Air travel was always one of the last things expected to rebound. After all, why would one willingly enclose themselves in a tight space with hundreds of strangers for hours on end during a pandemic? The main reasons are traditionally because we have to for work or family reasons, or because we want to visit a far-flung destination for fun. Well, nationally air travel (passenger counts) are about 80% recovered. Leisure travel as picked up due to strong household finances and pent-up demand. Many of us postponed vacations in 2020, for example. On the other hand, business travel remains down, weighing on urban economies around the country.
You can see these relative patterns here in Oregon when looking at passenger counts from our larger airports. In keeping with the major theme that it is the lagging in-person activities weighing on urban economies, the PDX passenger counts are still down around 30%, compared with our regional airports which have nearly fully recovered this summer. Eugene, Medford, and Redmond are all roughly the same size and have all experienced nearly identical patterns over the past 18 months.
But what has really stood out to me in the past year is that the PDX passenger numbers are pretty similar to the national figures. Yes, they’re 8-10 percentage points lower, but given the broader narrative that has seeped into the conventional wisdom, Portland really isn’t lagging too terribly much.

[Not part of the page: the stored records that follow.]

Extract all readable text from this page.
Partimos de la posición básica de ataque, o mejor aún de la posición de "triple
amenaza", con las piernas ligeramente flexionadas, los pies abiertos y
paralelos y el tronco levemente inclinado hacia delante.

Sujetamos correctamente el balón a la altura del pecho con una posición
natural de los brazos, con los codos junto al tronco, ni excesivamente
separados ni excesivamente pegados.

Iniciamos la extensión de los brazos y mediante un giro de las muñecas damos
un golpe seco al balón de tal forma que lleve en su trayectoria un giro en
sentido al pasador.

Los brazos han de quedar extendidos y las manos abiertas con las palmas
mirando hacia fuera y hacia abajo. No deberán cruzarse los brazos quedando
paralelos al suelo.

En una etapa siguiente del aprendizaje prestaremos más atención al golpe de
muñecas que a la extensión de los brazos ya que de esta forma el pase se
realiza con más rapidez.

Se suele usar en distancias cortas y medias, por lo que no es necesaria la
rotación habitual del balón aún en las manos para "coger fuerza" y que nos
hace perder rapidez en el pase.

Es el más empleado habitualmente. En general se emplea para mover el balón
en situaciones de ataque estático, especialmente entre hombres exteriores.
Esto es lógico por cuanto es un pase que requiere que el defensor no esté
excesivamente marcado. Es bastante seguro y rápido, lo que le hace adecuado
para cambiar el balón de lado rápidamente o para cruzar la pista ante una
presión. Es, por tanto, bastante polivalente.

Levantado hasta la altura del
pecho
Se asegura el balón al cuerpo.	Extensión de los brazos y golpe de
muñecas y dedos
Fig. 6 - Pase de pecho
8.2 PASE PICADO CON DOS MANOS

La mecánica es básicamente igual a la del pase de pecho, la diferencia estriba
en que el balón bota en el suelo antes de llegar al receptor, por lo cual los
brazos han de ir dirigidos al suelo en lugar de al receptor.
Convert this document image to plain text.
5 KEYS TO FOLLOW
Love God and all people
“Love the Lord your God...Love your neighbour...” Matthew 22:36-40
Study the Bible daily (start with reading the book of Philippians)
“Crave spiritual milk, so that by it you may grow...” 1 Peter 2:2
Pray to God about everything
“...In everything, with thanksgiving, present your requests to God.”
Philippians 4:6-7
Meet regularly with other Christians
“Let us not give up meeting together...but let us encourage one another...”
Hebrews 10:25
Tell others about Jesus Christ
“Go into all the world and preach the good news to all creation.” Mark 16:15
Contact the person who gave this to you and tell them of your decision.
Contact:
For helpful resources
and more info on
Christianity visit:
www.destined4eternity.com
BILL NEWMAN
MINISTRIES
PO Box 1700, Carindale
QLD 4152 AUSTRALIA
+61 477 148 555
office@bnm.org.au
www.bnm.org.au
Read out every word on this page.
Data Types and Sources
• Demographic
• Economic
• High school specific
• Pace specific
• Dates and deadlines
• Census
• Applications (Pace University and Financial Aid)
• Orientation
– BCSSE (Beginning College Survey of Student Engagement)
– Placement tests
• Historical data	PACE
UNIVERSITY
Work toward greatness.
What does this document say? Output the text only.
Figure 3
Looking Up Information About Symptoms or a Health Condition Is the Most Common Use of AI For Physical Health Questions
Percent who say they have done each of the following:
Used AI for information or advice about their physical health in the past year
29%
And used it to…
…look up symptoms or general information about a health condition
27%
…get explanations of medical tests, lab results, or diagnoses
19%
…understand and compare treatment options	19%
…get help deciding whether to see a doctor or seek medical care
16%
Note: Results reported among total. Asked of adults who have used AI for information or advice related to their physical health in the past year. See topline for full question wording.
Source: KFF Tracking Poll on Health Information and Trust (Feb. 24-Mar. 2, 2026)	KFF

Customer surveys indicate that business travel accounts for a little bit higher share at PDX than average, likely explaining some of the US-PDX gap. With all that in mind, I went looking for a handful of other major airports for comparison purposes. You can see the results below.
These airports were admittedly chosen somewhat haphazardly but purposefully based on geography and/or size. We have Seattle (SEA) for obvious regional considerations even as it is much larger, and San Diego (SAN) for both West Coast and airport size purposes. PDX traffic mirrors these nearly identically. Then you have Denver (DIA) for western states, Salt Lake (SLC) for western and size, and finally Nashville (BNA) for size comparisons. These three are all seeing stronger passenger travel numbers. They are also more of regional hubs with connecting flights than the west coast airports shown below, which have fewer connections and more origination/destination flights. That functional difference between the types of airports likely plays a role here. Even so, Colorado, Tennessee, and Utah’s respective state economies are also stronger than the West Coast states which have had more stringent health policies in place, which is a difference seen in the employment data when it comes to leisure and hospitality and education in particular.
Bottom Line: Air travel is continuing to rebound. Households have the income and pent-up demand for leisure travel. Oregon’s regional airports are seeing larger passenger counts as a result. However big, west coast metros continue to lag the recovery in part due to working from home, in part due to the lack of business travel, and in part due to the lack of in-person activities that cities traditionally thrive on. Even so, when it comes to Portland’s relative performance, it seems to be much more a matter of degree, not kind.